CP502: Searching and Collision Resolution.

9.3. Searching and Collision Resolution.

If we are next searching for "BP" we would hash to INDEX 11 and find "BC" there instead. Are we to assume that "BP" was never put into the table because it is not there? We cannot process our information directly if a collision results : we must resolve it.


 When building the table with a key of "BC" we would insert

 it at index 11. Later we would hash "BP" and try to insert it

 into 11 as well.


  The easiest method of collision resolution is to use the next

 free location after our hashed location.  If hash to I and it

 is full, linearly search for next free slot perhaps at I + 1.

 We must use in this case index = 12.

It is possible that the slot at I+1 is full, and so the next and the next,etc must be checked for a free slot. We must check these slots in a circular manner since the end of the table does not mean the end of the free slots: there may be free slots before index I.

When we now search for an item we must check the hash location plus subsequent elements in a circular manner until we find the item or a free slot. If we find a free slot then the item was not put into the table, else we find it. Unfortunately we are now back to a linear search!!!

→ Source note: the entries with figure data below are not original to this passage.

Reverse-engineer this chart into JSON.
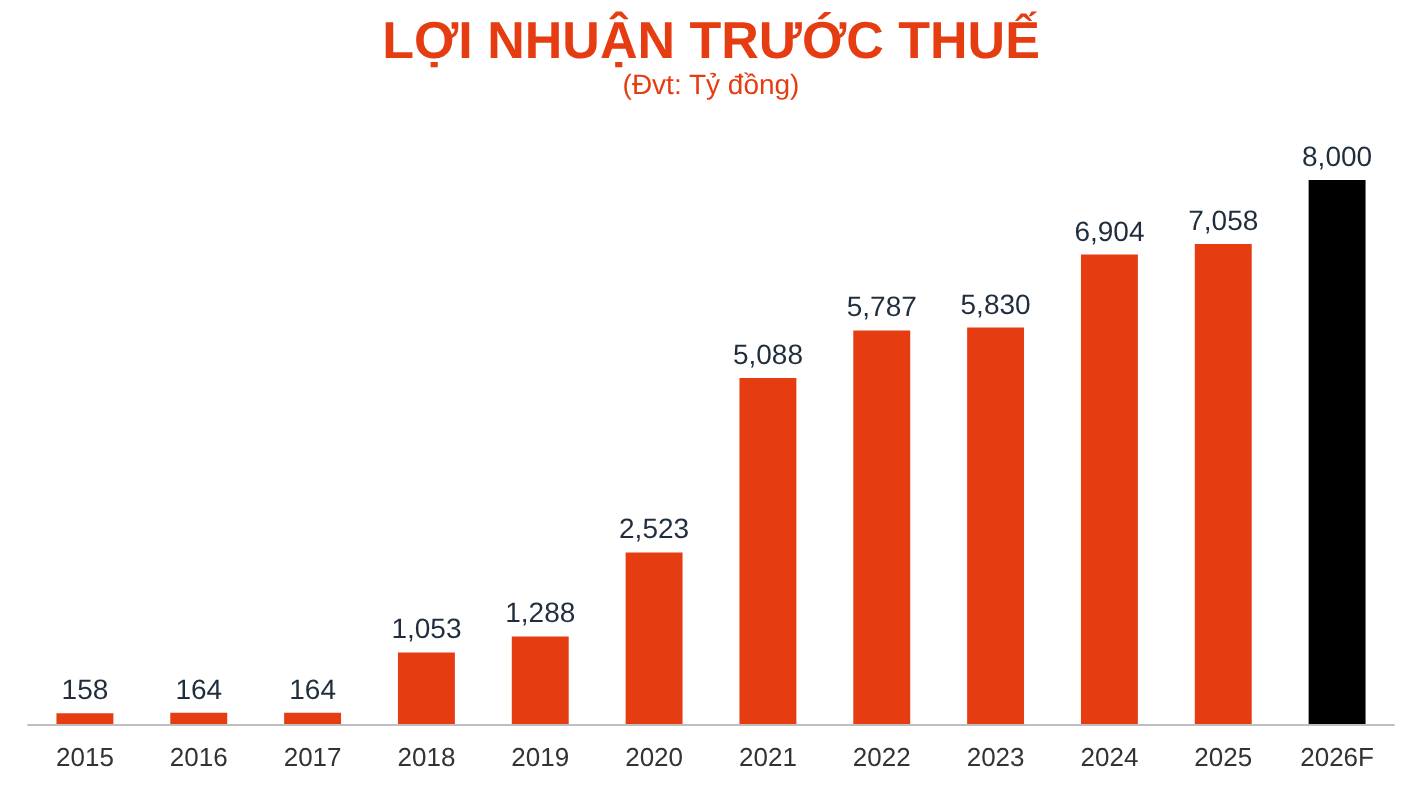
{
  "chart_data": {
    "type": "bar",
    "title": "LỢI NHUẬN TRƯỚC THUẾ",
    "subtitle": "(Đvt: Tỷ đồng)",
    "categories": [
      "2015",
      "2016",
      "2017",
      "2018",
      "2019",
      "2020",
      "2021",
      "2022",
      "2023",
      "2024",
      "2025",
      "2026F"
    ],
    "values": [
      158,
      164,
      164,
      1053,
      1288,
      2523,
      5088,
      5787,
      5830,
      6904,
      7058,
      8000
    ],
    "colors": [
      "#e63c12",
      "#e63c12",
      "#e63c12",
      "#e63c12",
      "#e63c12",
      "#e63c12",
      "#e63c12",
      "#e63c12",
      "#e63c12",
      "#e63c12",
      "#e63c12",
      "#000000"
    ],
    "value_labels": [
      "158",
      "164",
      "164",
      "1,053",
      "1,288",
      "2,523",
      "5,088",
      "5,787",
      "5,830",
      "6,904",
      "7,058",
      "8,000"
    ],
    "tick_labels": "x"
  }
}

As with any normal search, we must ensure that we do not search endlessly! What if no free slots are available?

Linear collision resolution has an important flaw: table entries tend to cluster together as the table fills up. This causes a long linear search (which is what we don't want). This is called a cluster. Since a bigger cluster is a bigger target, the odds are that if you hit a cluster, you will hit a big one. This adds to the building time due to collisions and to the search time due to linear search.

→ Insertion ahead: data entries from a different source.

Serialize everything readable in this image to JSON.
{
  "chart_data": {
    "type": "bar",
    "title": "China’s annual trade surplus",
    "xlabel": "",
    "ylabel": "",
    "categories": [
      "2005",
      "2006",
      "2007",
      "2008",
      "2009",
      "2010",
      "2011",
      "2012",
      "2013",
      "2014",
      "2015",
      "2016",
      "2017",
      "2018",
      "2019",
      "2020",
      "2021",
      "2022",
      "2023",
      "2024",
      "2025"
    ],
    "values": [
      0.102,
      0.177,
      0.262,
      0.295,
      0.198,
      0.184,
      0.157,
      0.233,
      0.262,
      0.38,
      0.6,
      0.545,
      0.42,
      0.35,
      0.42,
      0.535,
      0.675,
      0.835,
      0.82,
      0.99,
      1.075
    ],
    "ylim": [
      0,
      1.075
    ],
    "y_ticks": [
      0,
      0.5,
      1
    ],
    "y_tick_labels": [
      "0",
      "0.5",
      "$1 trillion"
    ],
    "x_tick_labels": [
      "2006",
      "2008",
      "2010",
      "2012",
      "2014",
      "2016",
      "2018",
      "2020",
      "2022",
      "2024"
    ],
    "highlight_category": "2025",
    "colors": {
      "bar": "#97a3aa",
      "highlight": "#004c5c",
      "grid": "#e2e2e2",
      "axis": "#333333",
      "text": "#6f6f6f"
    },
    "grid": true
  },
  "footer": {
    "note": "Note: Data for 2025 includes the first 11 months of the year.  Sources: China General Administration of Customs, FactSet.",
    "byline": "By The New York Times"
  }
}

One solution is to not use linear resolution but a quadratic resolution solution :


   build/search for keys at H,H+1,H+4,H+9, ....H+(I-squared)

This reduces clustering considerably but doesn't help when searching the table nor when the table is full. Unfortunately, when the table is almost full, nothing can help no matter what type of collision resolution method is used. If a simple array is used, only so many symbols can be used before the table would be full.

Because of this a symbol table is normally constructed using hashing but the hash index produced IS NOT used to store the data but a pointer to a linked list containing the data.


An array is limited in size to what was set at compile time but a linked

list can grow : this is also our collision resolution.

When building the symbol table, each time a hash index is computed the entry at that part of the table is checked to see if it is null or not. i.e. pointing to something or nothing. If null, then create a record with all necessary information in it and adjust the table entry to point to it. Set the link field of new node to null. We have the first entry in our symbol table for that index.

If not null then another key has hashed to the same index and a linked list is already present. We will create a new node and add it to the linked list. Should we add it to the end of the linked list or to the beginning?

Create a new node, set its info field, set its link field to point to the first node and the pointer in the table to point to this new node. Add to the start of the linked list. Why?


  procedure fish

  var i;


  procedure fish2

  var i;

  begin


       i 

  end;

For a compiler we will meet the most local variable information before non-local or global variable information. This preserves our notion of scope of variables.


NOTE: (1)  Our symbol table can grow very large

      (2)  No entry is special case (as always)

      (3)  Collision is resolved but at the

           expense of linear search of linked list.

      (4)  Could use binary search tree structure

           instead of Linked List to speed up searching.

This method of hashing is called "chaining" as opposed to "open addressing" using arrays to hold information. Most compilers use chaining to build up their symbol tables.

9.3.1. Hashing vs linear vs binary searching Example

Suppose there are N symbols and the table has T slots. Then to find a symbol we need to perform N/(2*T) comparisons on average. Note that to reduce this number, simply increase T. (Trade storage space for speed).

1000 symbols : table size T = 337 initial pointers (337 is prime) -> 2-3 comparisons on average.

How many comparisons for linear search of 1000 items?

How many comparisons for binary search of 1000 (sorted) items?


Linear Search :

Binary Search :

Hashing Search: